Demasiadas personas apagan las partes más sagradas y preciosas de sí mismas para sobrevivir al abuso. Cuando eso sucede, sufrimos enormemente — tanto individualmente como sociedad — por el potencial humano desperdiciado causado por nuestro silencio. A menudo me pregunto si podría haber habido otra forma de aprender estas lecciones antes, y si mi adicción al alcohol podría haberse prevenido.
“¿Y si hubiera adultos que pudieran haber ayudado a abordar lo que estábamos experimentando?” preguntó una mujer en una reunión de recuperación a la que asistí recientemente. “¿Y si hubiéramos aprendido en la adolescencia cómo manejarnos de manera saludable cuando la vida se ponía difícil y aterradora?”
Como directora del Centro de Estudio y Prevención de la Violencia de la Universidad de Colorado Boulder, me esfuerzo por proporcionar esa orientación. He aprendido que es posible crear culturas y climas escolares y comunitarios seguros que no toleren el acoso y la crueldad. Ese es el trabajo que nosotros, y muchos otros, estamos haciendo todos los días en las escuelas de todo el país.
Las escuelas seguras construyen intencionalmente culturas de pertenencia proporcionando herramientas saludables para vivir, celebrando y honrando las diferencias, y alentando a los jóvenes a compartir sus dones únicos. Estas escuelas centran las oportunidades para desarrollar fuertes lazos prosociales. También enseñan a los jóvenes a reconocer las señales del acoso y qué hacer en respuesta, incluido defender a los compañeros que están siendo intimidados, contarle a un adulto de confianza o hacer un informe anónimo. La seguridad física y emocional es responsabilidad de todos y pequeñas acciones realmente pueden marcar la diferencia y allanar el camino para un cambio generalizado.

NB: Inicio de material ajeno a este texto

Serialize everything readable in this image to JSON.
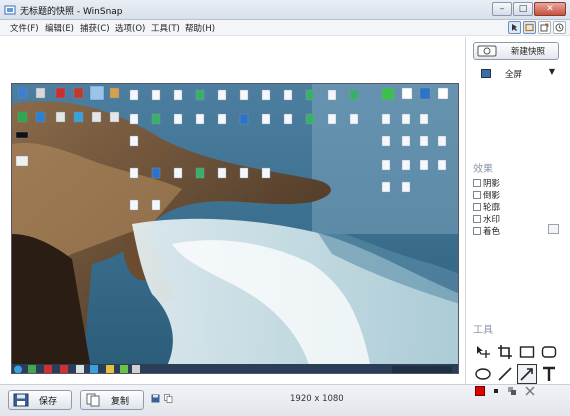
{
  "window": {
    "title": "无标题的快照 - WinSnap",
    "buttons": [
      "–",
      "□",
      "✕"
    ]
  },
  "menu": [
    "文件(F)",
    "编辑(E)",
    "捕获(C)",
    "选项(O)",
    "工具(T)",
    "帮助(H)"
  ],
  "toolbar_icons": [
    "pointer-icon",
    "window-icon",
    "export-icon",
    "timer-icon"
  ],
  "preview": {
    "dimensions": "1920 x 1080"
  },
  "bottom": {
    "save_label": "保存",
    "copy_label": "复制"
  },
  "panel": {
    "new_snapshot_label": "新建快照",
    "mode_label": "全屏",
    "effects_title": "效果",
    "effects": [
      {
        "label": "阴影",
        "checked": false
      },
      {
        "label": "倒影",
        "checked": false
      },
      {
        "label": "轮廓",
        "checked": false
      },
      {
        "label": "水印",
        "checked": false
      },
      {
        "label": "着色",
        "checked": false
      }
    ],
    "tools_title": "工具",
    "tools": [
      "move-icon",
      "crop-icon",
      "rectangle-icon",
      "rounded-rectangle-icon",
      "ellipse-icon",
      "line-icon",
      "arrow-icon",
      "text-icon"
    ],
    "selected_tool": "arrow-icon",
    "colors": {
      "primary": "#e00000",
      "accent": "#3b6ea8"
    }
  }
}
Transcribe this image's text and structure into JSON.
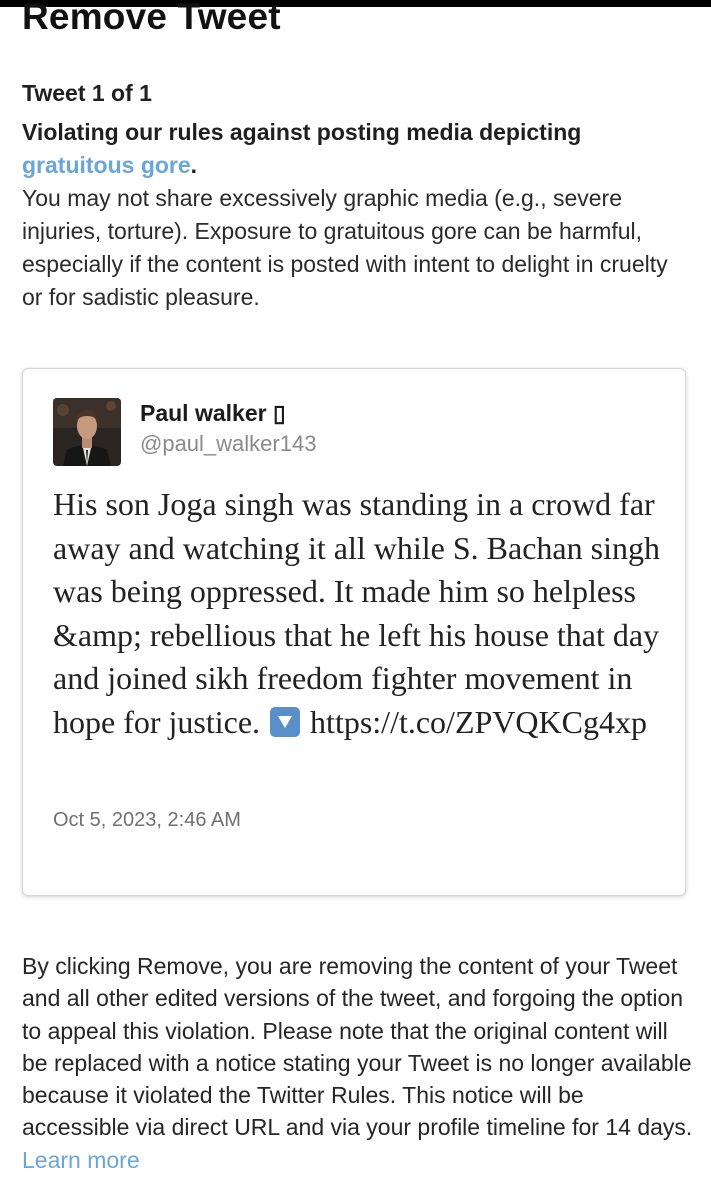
{
  "header": {
    "title": "Remove Tweet"
  },
  "tweet_counter": "Tweet 1 of 1",
  "violation": {
    "heading_prefix": "Violating our rules against posting media depicting ",
    "rule_link": "gratuitous gore",
    "heading_suffix": ".",
    "description": "You may not share excessively graphic media (e.g., severe injuries, torture). Exposure to gratuitous gore can be harmful, especially if the content is posted with intent to delight in cruelty or for sadistic pleasure."
  },
  "tweet": {
    "author_name": "Paul walker ▯",
    "author_handle": "@paul_walker143",
    "text_before_icon": "His son Joga singh was standing in a crowd far away and watching it all while S. Bachan singh was being oppressed. It made him so helpless &amp; rebellious that he left his house that day and joined sikh freedom fighter movement in hope for justice. ",
    "icon": "down-arrow-button-icon",
    "text_after_icon": " https://t.co/ZPVQKCg4xp",
    "date": "Oct 5, 2023, 2:46 AM"
  },
  "notice": {
    "text": "By clicking Remove, you are removing the content of your Tweet and all other edited versions of the tweet, and forgoing the option to appeal this violation. Please note that the original content will be replaced with a notice stating your Tweet is no longer available because it violated the Twitter Rules. This notice will be accessible via direct URL and via your profile timeline for 14 days. ",
    "learn_more": "Learn more"
  },
  "colors": {
    "link": "#6aa7d8",
    "emoji_arrow_bg": "#5b8fc9"
  }
}
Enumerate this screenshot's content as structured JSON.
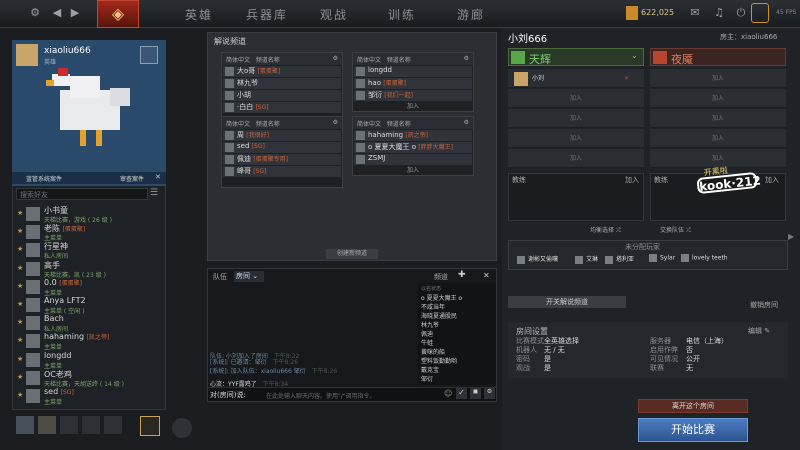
{
  "nav": {
    "tabs": [
      "英雄",
      "兵器库",
      "观战",
      "训练",
      "游廊"
    ],
    "currency": "622,025",
    "fps": "45 FPS"
  },
  "profile": {
    "name": "xiaoliu666",
    "status": "英雄",
    "system_label": "蓝管系统案件",
    "case_button": "审查案件",
    "search_placeholder": "搜索好友"
  },
  "friends": [
    {
      "name": "小书童",
      "tag": "",
      "status": "天梯比赛，游戏 ( 26 级 )"
    },
    {
      "name": "老陈",
      "tag": "[蛋蛋聚]",
      "status": "主菜单"
    },
    {
      "name": "行星神",
      "tag": "",
      "status": "私人房间"
    },
    {
      "name": "高手",
      "tag": "",
      "status": "天梯比赛，凯 ( 23 级 )"
    },
    {
      "name": "0.0",
      "tag": "[蛋蛋聚]",
      "status": "主菜单"
    },
    {
      "name": "Anya LFT2",
      "tag": "",
      "status": "主菜单 ( 空闲 )"
    },
    {
      "name": "Bach",
      "tag": "",
      "status": "私人房间"
    },
    {
      "name": "hahaming",
      "tag": "[凯之帝]",
      "status": "主菜单"
    },
    {
      "name": "longdd",
      "tag": "",
      "status": "主菜单"
    },
    {
      "name": "OC老鸡",
      "tag": "",
      "status": "天梯比赛，天胡送终 ( 14 级 )"
    },
    {
      "name": "sed",
      "tag": "[SG]",
      "status": "主菜单"
    }
  ],
  "broadcast": {
    "title": "解说频道",
    "header_lang": "简体中文",
    "header_name": "频道名称",
    "slots": [
      {
        "rows": [
          {
            "n": "大o哥",
            "t": "[蛋蛋聚]"
          },
          {
            "n": "林九爷",
            "t": ""
          },
          {
            "n": "小胡",
            "t": ""
          },
          {
            "n": "·白白",
            "t": "[SG]"
          }
        ],
        "join": ""
      },
      {
        "rows": [
          {
            "n": "longdd",
            "t": ""
          },
          {
            "n": "hao",
            "t": "[蛋蛋聚]"
          },
          {
            "n": "邹衍",
            "t": "[我们一起]"
          }
        ],
        "join": "加入"
      },
      {
        "rows": [
          {
            "n": "周",
            "t": "[我很好]"
          },
          {
            "n": "sed",
            "t": "[SG]"
          },
          {
            "n": "佩迪",
            "t": "[蛋蛋聚专用]"
          },
          {
            "n": "峰哥",
            "t": "[SG]"
          }
        ],
        "join": ""
      },
      {
        "rows": [
          {
            "n": "hahaming",
            "t": "[凯之帝]"
          },
          {
            "n": "o 夏夏大魔王 o",
            "t": "[胖胖大魔王]"
          },
          {
            "n": "ZSMJ",
            "t": ""
          }
        ],
        "join": "加入"
      }
    ],
    "create_button": "创建新频道"
  },
  "chat": {
    "tab_team": "队伍",
    "tab_room": "房间",
    "broadcast_btn": "频道",
    "lines": [
      {
        "time": "下午8:22",
        "text": "队伍: 小刘加入了房间"
      },
      {
        "time": "下午8:26",
        "text": "[系统]: 已邀请：邹衍"
      },
      {
        "time": "下午8:26",
        "text": "[系统]: 加入队伍：xiaoliu666 邹衍"
      },
      {
        "time": "下午8:34",
        "text": "心流：YYF露鸡了"
      }
    ],
    "members": [
      "o 夏夏大魔王 o",
      "不咸当年",
      "海晓夏通股民",
      "林九爷",
      "佩迪",
      "牛蛙",
      "黄咪的船",
      "塑料饭勤勤哟",
      "戴克宝",
      "邹衍"
    ],
    "members_header": "以名状态",
    "input_prefix": "对(房间)说:",
    "input_placeholder": "在此处输入聊天内容。使用\"/\"调用指令。"
  },
  "lobby": {
    "title": "小刘666",
    "host_label": "房主：xiaoliu666",
    "radiant": "天辉",
    "dire": "夜魇",
    "radiant_players": [
      "小刘",
      "加入",
      "加入",
      "加入",
      "加入"
    ],
    "dire_players": [
      "加入",
      "加入",
      "加入",
      "加入",
      "加入"
    ],
    "coach": "教练",
    "join": "加入",
    "switch_team": "交换队伍",
    "balance": "均衡选择",
    "unassigned_title": "未分配玩家",
    "unassigned": [
      "谢彬又偷嚷",
      "艾琳",
      "塔利亚",
      "Sylar",
      "lovely teeth"
    ],
    "broadcast_btn": "开关解说频道",
    "leave_room": "撤销房间",
    "settings": {
      "title": "房间设置",
      "edit": "编辑",
      "game_mode_label": "比赛模式",
      "game_mode": "全英雄选择",
      "bots_label": "机器人",
      "bots": "无 / 无",
      "password_label": "密码",
      "password": "是",
      "spectate_label": "观战",
      "spectate": "是",
      "server_label": "服务器",
      "server": "电信（上海）",
      "cheats_label": "启用作弊",
      "cheats": "否",
      "visibility_label": "可见情况",
      "visibility": "公开",
      "league_label": "联赛",
      "league": "无"
    },
    "leave_lobby": "离开这个房间",
    "start": "开始比赛"
  },
  "watermark": {
    "brand": "kook·212",
    "sub": "开黑啦"
  },
  "colors": {
    "radiant": "#5aa64a",
    "dire": "#c0472e",
    "start": "#3b69a8",
    "accent_tag": "#c9653b"
  }
}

No puedo cambiar lo que me sucedió todos esos años atrás, pero estoy trabajando para marcar la diferencia ahora. Espero que te unas a mí y hagas todo lo que puedas para proteger y elevar a los niños en tu vida.
Beverly Kingston, Ph.D., es la directora del Centro de Estudio y Prevención de la Violencia de la Universidad de Colorado Boulder. Su investigación se centra en abordar las causas fundamentales de la violencia mediante la creación de las condiciones que respaldan el desarrollo saludable de los jóvenes. Su trabajo ha sido destacado en Katie Couric Media, Rocky Mountain PBS y en The Conversation, The Washington Post y The Denver Post. Recientemente ha completado un libro de memorias, “Soulshine: Una Memoria de Coraje, Sanación y Esperanza”, que pide a la sociedad que invierta en crear una cultura de cuidado, sanación y pertenencia.